Rheumatic Heart Disease Risk Genetically Linked to African Patients


Investigators study loci and the hereditary nature of the disease, which was categorized as a global health priority by the WHO 3 years ago.

Tafadzwa Machipisa, MPhil

Tafadzwa Machipisa, MPhil

A breakthrough study from South Africa linked specific genetic features in Black African individuals to an increased susceptibility to rheumatic heart disease (RHD), with an estimated Polygenic heritability of 0.49.

The findings come 3 years after the World Health Organization (WHO) categorized RHD as a global health priority. The disease is associated with nearly 10.5 billion disability-adjusted-life-years and linked to 300,000 premature deaths.

Despite global advancements in combatting the disease, some low- and middle-income countries have continued to grapple with rheumatic heart disease. Sub-Saharan Africa, home to 17% of the world’s total population, recorded 23% of all global cases of RHD as recently as 2017.

Additionally, rheumatic heart disease remains the most prevalent form of cardiovascular disease in Black African women and children, with prevalence most frequently occurring between ages 24 and 45.

While not always the case, the disease had been linked to rheumatic fever. Nearly 60% of cases of rheumatic fever eventually progress to RHD.

The research team, lead by Tafadzwa Machipisa, MPhil, gained a better understanding of the hereditary nature of rheumatic disease by studying a variety of Black African individuals. Though small in size, the study included participants from 8 countries including Kenya, Mozambique, Namibia, Nigeria, South Africa, Sudan, Uganda, and Zambia.

The study consisted of 4809 participants (2546 cases plus 2261 controls), all of whom participated in genome-wide association studies (GWAS). Prior GWAS recorded RHD susceptibility in 4 different populations and acted as an inspiration for the team’s study.

The GWAS conducted for the study were used to measure risk scores in Black African participants and determine specific loci.

“Understanding genetic susceptibility will help devise better prevention, control, and interventions,” the team wrote.

Additionally, the team extracted DNA from participants at the genetics laboratory at the Hatter for Cardiovascular Research in Africa and the Cape Heart Institute of the University of Cape Town, to be genotyped.

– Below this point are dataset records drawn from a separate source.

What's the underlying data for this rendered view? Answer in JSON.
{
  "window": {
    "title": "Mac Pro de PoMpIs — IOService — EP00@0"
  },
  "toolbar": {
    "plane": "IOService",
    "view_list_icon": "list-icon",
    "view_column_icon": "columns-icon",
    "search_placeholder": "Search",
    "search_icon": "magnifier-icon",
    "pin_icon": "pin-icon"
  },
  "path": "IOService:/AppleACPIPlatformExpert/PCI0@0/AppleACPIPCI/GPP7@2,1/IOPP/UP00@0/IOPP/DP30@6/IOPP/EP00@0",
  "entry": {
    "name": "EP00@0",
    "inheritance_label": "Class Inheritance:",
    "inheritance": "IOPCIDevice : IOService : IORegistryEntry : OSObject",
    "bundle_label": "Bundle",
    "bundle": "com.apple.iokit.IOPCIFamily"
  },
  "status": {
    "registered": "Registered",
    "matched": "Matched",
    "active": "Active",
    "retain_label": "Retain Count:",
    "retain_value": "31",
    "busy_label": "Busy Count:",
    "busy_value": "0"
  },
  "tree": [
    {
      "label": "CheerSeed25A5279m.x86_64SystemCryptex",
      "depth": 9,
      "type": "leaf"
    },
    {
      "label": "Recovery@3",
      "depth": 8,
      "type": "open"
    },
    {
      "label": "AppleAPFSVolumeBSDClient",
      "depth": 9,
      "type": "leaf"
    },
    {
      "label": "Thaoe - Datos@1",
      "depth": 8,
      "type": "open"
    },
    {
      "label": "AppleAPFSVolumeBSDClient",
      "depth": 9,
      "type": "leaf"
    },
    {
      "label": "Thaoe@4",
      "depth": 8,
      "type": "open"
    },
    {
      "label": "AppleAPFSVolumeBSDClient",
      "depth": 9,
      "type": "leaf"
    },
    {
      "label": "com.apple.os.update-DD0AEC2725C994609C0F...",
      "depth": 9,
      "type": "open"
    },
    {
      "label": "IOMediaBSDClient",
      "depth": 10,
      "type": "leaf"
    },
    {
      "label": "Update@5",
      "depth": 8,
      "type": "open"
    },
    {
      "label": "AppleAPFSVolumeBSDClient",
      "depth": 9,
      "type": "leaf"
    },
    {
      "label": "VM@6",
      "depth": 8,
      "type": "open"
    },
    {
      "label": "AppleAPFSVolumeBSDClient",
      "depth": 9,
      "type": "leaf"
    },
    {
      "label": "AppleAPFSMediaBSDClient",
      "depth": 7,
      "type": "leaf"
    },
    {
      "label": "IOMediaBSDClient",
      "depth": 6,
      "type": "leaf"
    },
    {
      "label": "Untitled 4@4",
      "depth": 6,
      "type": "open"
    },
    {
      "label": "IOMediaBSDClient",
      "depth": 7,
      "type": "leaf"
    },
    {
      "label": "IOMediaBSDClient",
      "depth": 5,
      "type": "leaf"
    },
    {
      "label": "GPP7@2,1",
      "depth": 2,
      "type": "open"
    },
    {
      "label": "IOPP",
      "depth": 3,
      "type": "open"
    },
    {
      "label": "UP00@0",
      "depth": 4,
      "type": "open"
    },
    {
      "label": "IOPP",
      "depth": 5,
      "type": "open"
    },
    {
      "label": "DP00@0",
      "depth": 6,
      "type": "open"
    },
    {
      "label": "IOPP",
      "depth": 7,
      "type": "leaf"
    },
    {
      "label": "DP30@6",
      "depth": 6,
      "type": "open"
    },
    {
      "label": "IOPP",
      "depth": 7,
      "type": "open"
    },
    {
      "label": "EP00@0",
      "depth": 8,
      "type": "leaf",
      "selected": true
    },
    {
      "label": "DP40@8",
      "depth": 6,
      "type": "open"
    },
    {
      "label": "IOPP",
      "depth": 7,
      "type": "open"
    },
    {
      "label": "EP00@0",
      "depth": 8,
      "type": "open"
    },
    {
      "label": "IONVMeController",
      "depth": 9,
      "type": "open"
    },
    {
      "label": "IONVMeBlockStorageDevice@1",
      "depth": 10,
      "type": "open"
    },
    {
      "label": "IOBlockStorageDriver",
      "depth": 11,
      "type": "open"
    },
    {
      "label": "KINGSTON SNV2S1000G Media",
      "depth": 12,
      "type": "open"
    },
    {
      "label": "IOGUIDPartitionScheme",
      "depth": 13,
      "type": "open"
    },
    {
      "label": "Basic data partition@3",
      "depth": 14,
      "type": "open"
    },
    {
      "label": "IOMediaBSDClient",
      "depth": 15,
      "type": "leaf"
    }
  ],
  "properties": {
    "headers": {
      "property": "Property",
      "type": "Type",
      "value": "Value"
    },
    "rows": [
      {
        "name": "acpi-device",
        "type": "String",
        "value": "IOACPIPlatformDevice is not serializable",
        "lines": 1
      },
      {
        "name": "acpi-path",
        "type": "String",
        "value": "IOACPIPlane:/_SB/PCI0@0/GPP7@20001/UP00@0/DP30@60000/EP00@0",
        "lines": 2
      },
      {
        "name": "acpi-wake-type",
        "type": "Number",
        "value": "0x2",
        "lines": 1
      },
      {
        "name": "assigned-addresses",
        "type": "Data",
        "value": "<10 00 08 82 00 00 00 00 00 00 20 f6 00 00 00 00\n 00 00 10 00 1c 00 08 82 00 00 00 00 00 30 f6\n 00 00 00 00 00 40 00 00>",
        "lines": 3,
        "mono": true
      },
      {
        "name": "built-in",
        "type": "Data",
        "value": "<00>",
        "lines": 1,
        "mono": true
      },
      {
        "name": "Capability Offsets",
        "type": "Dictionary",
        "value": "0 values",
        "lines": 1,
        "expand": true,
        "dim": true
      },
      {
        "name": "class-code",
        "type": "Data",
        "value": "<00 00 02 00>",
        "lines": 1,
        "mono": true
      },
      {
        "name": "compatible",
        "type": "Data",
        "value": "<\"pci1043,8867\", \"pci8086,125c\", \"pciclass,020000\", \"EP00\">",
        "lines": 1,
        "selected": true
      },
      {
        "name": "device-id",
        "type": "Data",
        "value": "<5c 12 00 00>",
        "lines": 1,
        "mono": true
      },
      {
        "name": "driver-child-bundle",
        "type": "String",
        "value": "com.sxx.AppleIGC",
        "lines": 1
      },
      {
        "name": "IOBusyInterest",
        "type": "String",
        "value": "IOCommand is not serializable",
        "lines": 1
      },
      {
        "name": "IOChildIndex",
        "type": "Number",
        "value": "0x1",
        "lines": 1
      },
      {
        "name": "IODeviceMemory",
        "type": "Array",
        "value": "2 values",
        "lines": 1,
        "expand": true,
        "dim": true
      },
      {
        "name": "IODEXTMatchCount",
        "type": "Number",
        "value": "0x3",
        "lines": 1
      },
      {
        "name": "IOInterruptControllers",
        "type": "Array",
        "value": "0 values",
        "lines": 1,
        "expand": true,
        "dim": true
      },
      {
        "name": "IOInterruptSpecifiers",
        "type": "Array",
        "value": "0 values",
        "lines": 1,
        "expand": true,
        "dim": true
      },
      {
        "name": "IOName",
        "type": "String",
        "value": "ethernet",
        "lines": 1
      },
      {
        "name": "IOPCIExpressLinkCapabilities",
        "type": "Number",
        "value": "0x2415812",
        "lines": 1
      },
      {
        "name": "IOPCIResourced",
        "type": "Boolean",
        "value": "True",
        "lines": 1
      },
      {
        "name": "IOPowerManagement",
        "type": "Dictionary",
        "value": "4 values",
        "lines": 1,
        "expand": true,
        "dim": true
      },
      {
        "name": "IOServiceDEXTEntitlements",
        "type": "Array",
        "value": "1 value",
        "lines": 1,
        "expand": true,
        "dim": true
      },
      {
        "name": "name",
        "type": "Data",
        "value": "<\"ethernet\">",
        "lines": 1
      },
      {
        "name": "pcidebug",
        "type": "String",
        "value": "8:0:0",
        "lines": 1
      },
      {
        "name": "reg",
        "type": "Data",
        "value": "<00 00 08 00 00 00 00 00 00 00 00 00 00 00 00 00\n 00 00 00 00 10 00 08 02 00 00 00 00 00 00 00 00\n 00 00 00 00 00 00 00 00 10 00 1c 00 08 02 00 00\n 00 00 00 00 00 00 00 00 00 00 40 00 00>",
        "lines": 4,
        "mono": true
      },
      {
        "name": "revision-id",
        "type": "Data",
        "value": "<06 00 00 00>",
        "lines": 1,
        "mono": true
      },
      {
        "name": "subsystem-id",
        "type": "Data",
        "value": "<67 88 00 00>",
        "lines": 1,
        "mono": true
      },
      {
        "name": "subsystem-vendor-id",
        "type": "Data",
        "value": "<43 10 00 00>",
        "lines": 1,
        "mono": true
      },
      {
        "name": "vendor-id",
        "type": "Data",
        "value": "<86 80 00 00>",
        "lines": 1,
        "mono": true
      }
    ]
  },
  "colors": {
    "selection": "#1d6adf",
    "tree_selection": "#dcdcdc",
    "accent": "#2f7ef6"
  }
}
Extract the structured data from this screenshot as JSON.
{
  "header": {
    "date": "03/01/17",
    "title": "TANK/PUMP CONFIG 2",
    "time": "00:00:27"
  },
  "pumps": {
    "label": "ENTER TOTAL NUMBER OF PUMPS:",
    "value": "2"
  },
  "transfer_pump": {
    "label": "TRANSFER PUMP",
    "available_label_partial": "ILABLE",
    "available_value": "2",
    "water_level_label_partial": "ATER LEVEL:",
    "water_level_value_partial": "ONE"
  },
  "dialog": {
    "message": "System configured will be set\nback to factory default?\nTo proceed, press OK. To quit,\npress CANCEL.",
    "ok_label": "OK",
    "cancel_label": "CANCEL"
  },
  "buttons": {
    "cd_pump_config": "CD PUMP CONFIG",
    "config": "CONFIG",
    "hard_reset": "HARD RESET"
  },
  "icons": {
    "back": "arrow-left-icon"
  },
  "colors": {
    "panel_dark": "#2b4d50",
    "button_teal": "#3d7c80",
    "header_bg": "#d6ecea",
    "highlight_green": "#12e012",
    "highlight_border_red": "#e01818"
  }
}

Despite limitations such as a small size and the lack of cohort studies on the subject, the investigators provided loci and new pathways towards determining RHD susceptibility.

“To our knowledge, we provided the first chip-based heritability estimates for RHD in African samples,” the team wrote. “Our estimates of 0.35 in admixed African individuals and 0.49 in Black African individuals support an important association of host genetics with RHD susceptibility.”

The novel candidacy susceptibility locus found in the study was specific to Black African individuals. The team replicated 75 previous loci during the study, but no significant advancements were made in locating additional genetic associations. In some cases certain loci could not be replicated.

The investigators recommended further study and replication of GWAS, specifically on Black African individuals. Despite limitations, the study provided a path forward in further determining risk in specific groups and combatting rheumatic heart disease in low-to-middle income countries.

“Our results also support a high heritability for RHD in African individuals, providing a basis for the familial aggregation of RHD cases beyond a shared environment,” investigators concluded. “As with other polygenic traits, large sample sizes will be necessary to uncover the numerous variants with smaller effect sizes underlying RHD risk.”

The study, “Association of Novel Locus With Rheumatic Heart Disease in Black African Individuals” was published online in JAMA Cardiology.